Paul Schultz (* 2. Oktober 1945 in Neubrandenburg; † 25. Dezember 1963 in Berlin) war ein Todesopfer an der Berliner Mauer. Bei einem Fluchtversuch wurde er von Angehörigen der Grenztruppen der DDR in Berlin-Mitte erschossen.

Leben

Paul Schultz wurde in Neubrandenburg geboren und wuchs dort mit zwei älteren Brüdern auf. Seinen späterer Fluchtbegleiter Hartmut D. lernte er in der Schule kennen, die er mit der Mittleren Reife abschloss. Ab September 1962 machte er eine Lehre zum Elektriker. Mit Hartmut D., der fast genau gleich alt war, entschloss er sich im Oktober 1963 auf ihrer gemeinsamen Geburtstagsfeier zur Flucht in den Westen.

Am Morgen des ersten Weihnachtsfeiertags fuhren beide mit dem Zug nach Ost-Berlin. In der Innenstadt suchten sie bis zur Dämmerung nach einer geeigneten Stelle für ihre Flucht. An der Ecke der Melchiorstraße zum Bethaniendamm – an der Grenze von Berlin-Mitte zu Kreuzberg – beobachteten sie die umherlaufenden Grenzsoldaten. Sie kletterten über den Hinterlandzaun, durchquerten den Grenzstreifen und bestiegen die letzte Mauer zu West-Berlin. Als sie an der letzten Mauer waren, riefen zwei Grenzposten zum Halt auf und begannen auf die Flüchtenden zu schießen. Hartmut D. gelangte unverletzt über die Mauer. Paul Schultz wurde getroffen als er auf der Mauerkrone war und fiel auf West-Berliner-Seite von der Mauer. Er wurde in das Bethanien-Krankenhaus am nahegelegenen Mariannenplatz gebracht, wo er an einem Lungendurchschuss verstarb.

Der Tod von Paul Schultz löste unterschiedliche Reaktionen aus. Während die Schützen von der Führung der DDR belobigt wurden, kam es am Mariannenplatz zu mehrtägigen Protesten. In den Weihnachtstagen 1963 gab es mit dem Passierscheinabkommen die erste Möglichkeit für West-Berliner ihre Verwandten in Ost-Berlin zu besuchen. Die Geschehnisse warfen in West-Berlin die Frage auf, ob man überhaupt in Verhandlungen mit dem DDR-Regime treten könne. Erich Mende, damals Vizekanzler, kritisierte die Schüsse.

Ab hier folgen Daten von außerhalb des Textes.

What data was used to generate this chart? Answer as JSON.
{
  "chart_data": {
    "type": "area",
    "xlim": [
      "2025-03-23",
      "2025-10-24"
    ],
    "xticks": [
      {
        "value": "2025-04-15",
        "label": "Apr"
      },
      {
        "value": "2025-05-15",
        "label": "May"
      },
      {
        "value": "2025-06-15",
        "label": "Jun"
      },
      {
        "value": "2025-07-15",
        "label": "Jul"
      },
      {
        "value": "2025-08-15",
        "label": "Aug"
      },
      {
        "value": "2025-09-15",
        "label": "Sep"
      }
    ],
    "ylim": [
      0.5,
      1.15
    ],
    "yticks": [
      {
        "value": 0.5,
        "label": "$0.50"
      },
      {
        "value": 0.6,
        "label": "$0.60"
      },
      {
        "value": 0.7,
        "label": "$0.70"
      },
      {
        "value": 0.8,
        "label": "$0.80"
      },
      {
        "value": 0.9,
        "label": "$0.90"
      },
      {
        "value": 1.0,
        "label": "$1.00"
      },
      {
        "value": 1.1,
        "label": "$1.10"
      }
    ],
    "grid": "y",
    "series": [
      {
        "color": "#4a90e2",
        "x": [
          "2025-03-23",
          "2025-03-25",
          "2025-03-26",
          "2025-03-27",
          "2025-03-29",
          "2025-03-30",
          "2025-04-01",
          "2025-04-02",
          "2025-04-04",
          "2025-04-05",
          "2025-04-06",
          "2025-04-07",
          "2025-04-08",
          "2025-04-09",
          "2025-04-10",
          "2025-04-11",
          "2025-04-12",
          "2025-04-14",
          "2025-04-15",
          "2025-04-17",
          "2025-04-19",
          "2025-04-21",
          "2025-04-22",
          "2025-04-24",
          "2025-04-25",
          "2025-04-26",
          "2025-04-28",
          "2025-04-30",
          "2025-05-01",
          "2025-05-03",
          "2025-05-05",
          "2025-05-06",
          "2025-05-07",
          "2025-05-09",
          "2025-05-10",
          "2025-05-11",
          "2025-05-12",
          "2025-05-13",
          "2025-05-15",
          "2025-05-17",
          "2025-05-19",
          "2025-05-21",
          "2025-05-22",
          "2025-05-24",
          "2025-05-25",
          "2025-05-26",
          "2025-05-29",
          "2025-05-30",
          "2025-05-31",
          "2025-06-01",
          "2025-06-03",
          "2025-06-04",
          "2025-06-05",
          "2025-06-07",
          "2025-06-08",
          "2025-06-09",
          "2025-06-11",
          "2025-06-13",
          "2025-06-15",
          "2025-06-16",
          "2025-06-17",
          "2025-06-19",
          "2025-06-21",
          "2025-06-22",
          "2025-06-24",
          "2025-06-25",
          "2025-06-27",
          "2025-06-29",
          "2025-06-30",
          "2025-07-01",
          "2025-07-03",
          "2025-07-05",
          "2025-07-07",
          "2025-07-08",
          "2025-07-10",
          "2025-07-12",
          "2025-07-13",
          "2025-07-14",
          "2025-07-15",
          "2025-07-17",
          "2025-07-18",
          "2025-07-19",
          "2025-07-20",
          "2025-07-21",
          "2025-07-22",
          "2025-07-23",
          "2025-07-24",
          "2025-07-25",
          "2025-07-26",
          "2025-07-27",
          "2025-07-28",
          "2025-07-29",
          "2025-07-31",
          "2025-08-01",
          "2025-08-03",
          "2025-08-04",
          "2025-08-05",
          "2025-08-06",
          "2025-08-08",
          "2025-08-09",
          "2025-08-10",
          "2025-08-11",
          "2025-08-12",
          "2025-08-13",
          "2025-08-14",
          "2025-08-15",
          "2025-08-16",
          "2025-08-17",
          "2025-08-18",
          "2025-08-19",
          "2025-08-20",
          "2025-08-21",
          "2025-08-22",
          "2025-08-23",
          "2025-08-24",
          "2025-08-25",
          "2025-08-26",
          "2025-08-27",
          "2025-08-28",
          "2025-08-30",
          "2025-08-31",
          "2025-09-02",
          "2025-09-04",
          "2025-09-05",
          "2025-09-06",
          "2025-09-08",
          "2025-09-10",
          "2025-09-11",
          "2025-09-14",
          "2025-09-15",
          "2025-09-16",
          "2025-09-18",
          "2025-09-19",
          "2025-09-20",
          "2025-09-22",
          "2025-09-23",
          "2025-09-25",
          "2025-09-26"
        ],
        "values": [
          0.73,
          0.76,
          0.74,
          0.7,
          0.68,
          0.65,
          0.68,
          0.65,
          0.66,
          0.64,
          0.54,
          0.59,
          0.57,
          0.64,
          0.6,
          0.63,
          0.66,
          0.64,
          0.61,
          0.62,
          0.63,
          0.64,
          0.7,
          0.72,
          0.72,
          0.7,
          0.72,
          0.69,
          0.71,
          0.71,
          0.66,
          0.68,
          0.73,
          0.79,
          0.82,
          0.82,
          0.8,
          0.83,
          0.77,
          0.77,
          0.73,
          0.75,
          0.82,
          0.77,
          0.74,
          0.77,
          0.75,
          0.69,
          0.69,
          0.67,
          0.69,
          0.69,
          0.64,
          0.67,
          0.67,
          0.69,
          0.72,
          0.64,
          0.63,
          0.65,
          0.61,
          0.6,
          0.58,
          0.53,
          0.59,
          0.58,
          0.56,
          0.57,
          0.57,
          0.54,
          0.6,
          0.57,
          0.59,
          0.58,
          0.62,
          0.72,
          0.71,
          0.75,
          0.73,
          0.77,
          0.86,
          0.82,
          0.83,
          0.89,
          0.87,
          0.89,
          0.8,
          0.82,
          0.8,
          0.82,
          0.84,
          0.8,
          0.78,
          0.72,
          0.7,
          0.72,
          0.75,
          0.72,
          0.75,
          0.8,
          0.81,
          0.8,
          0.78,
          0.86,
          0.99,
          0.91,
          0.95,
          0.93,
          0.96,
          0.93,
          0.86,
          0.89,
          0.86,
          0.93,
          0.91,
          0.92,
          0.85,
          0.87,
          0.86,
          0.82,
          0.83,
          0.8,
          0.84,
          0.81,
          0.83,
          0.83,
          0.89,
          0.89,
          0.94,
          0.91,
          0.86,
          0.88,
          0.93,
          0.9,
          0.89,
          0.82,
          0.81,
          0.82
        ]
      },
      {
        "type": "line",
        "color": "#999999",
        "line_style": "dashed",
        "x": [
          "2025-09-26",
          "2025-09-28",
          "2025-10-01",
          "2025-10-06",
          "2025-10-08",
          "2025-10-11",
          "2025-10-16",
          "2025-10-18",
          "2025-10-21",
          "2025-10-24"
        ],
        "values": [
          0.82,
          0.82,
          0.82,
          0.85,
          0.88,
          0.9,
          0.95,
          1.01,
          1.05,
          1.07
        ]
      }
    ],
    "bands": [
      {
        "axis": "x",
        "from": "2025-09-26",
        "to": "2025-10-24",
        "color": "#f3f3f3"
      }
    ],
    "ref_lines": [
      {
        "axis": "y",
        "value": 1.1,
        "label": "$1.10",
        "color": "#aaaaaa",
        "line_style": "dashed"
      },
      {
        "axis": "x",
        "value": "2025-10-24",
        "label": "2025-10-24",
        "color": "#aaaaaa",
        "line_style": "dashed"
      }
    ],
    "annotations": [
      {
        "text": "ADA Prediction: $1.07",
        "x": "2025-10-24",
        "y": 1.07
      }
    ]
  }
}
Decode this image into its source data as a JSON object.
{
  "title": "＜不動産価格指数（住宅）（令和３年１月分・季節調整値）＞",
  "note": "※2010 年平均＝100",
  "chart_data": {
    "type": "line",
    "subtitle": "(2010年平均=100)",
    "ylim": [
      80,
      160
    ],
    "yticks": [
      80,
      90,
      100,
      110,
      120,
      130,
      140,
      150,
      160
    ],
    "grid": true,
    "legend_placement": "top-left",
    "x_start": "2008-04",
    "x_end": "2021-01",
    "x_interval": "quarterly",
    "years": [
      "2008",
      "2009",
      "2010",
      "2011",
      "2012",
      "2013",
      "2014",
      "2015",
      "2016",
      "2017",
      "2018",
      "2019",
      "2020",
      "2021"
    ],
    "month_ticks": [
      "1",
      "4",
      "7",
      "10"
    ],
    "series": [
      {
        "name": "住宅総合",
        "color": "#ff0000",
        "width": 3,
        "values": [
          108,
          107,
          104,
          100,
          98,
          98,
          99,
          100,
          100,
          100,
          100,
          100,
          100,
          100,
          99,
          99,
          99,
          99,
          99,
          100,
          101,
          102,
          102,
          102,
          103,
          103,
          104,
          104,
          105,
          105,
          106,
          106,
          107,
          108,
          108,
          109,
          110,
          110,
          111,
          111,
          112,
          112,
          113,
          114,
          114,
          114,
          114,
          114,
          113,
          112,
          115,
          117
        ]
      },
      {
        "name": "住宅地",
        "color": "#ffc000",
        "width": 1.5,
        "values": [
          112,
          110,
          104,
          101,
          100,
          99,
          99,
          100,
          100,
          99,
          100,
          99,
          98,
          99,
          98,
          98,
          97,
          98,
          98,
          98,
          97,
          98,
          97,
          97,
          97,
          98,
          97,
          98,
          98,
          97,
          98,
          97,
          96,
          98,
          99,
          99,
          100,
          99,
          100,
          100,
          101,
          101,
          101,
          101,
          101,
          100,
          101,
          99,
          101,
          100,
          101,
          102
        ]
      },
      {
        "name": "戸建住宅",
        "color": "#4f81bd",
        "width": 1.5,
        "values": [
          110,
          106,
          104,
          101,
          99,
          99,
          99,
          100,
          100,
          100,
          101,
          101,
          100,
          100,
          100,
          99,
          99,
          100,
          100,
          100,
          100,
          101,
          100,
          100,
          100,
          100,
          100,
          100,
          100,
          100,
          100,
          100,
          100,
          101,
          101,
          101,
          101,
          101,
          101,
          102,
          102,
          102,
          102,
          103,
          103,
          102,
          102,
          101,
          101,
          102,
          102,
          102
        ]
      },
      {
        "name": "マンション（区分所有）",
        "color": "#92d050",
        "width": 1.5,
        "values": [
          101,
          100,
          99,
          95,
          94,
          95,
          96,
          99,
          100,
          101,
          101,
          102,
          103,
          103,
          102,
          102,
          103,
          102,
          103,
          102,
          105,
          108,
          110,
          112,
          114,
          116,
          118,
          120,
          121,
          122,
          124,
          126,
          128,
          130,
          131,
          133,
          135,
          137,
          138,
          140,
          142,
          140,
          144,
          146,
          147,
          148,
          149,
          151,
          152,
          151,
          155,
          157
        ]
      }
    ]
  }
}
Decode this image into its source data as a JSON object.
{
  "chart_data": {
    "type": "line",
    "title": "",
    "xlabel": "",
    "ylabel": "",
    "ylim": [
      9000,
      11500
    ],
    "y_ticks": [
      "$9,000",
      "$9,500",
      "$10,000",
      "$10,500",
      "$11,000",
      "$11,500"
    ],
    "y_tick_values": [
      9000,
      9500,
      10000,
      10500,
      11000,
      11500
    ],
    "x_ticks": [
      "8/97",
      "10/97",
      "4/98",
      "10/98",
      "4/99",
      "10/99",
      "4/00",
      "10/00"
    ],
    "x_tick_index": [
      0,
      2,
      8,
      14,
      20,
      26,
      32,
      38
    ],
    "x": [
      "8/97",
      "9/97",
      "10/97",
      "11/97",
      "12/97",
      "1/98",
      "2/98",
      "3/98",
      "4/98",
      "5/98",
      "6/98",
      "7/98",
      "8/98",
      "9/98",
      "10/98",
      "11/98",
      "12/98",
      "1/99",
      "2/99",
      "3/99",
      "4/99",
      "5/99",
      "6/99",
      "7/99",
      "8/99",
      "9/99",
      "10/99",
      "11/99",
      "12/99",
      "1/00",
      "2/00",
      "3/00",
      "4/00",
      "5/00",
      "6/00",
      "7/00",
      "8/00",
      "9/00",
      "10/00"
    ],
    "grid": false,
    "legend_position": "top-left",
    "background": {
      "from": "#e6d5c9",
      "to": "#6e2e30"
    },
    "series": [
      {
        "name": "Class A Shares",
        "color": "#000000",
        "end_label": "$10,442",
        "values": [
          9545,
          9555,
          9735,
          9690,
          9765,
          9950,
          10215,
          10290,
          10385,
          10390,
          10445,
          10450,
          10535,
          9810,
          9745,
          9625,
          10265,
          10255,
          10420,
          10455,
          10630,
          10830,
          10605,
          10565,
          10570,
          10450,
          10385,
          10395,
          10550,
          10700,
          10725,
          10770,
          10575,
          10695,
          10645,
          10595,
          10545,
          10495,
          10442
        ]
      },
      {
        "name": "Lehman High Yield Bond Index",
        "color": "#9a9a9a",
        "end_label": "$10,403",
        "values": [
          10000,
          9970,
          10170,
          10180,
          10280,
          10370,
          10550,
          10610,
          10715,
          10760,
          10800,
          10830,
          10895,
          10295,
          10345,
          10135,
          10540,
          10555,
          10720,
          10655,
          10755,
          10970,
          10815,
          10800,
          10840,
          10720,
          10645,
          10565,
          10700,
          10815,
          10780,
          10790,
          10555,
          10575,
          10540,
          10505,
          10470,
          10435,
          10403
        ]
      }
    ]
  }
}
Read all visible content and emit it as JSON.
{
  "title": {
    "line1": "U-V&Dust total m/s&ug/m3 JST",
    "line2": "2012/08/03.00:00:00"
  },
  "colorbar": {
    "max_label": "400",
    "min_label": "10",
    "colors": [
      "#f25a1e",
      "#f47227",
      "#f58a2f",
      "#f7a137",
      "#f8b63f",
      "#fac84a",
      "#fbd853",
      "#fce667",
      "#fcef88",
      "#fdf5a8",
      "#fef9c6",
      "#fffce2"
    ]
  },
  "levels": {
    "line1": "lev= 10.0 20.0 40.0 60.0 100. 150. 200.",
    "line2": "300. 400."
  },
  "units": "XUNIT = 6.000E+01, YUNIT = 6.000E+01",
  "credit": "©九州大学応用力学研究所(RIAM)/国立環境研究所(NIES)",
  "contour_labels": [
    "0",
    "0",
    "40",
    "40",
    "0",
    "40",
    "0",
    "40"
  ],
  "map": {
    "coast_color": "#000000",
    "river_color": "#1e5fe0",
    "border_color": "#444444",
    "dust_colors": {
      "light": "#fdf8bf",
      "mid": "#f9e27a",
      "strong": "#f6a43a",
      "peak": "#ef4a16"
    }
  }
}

In einem Mauerschützenprozess vor dem Berliner Landgericht 1995 wurde einer der Posten zu einer Bewährungsstrafe von 18 Monaten wegen gemeinschaftlichem Totschlags verurteilt. Der zweite Posten war schon verstorben.

Literatur

  • Hans-Hermann Hertle, Maria Nooke: Die Todesopfer an der Berliner Mauer 1961–1989. Ein biographisches Handbuch. Ch. Links, Berlin 2009, ISBN 978-3-86153-517-1.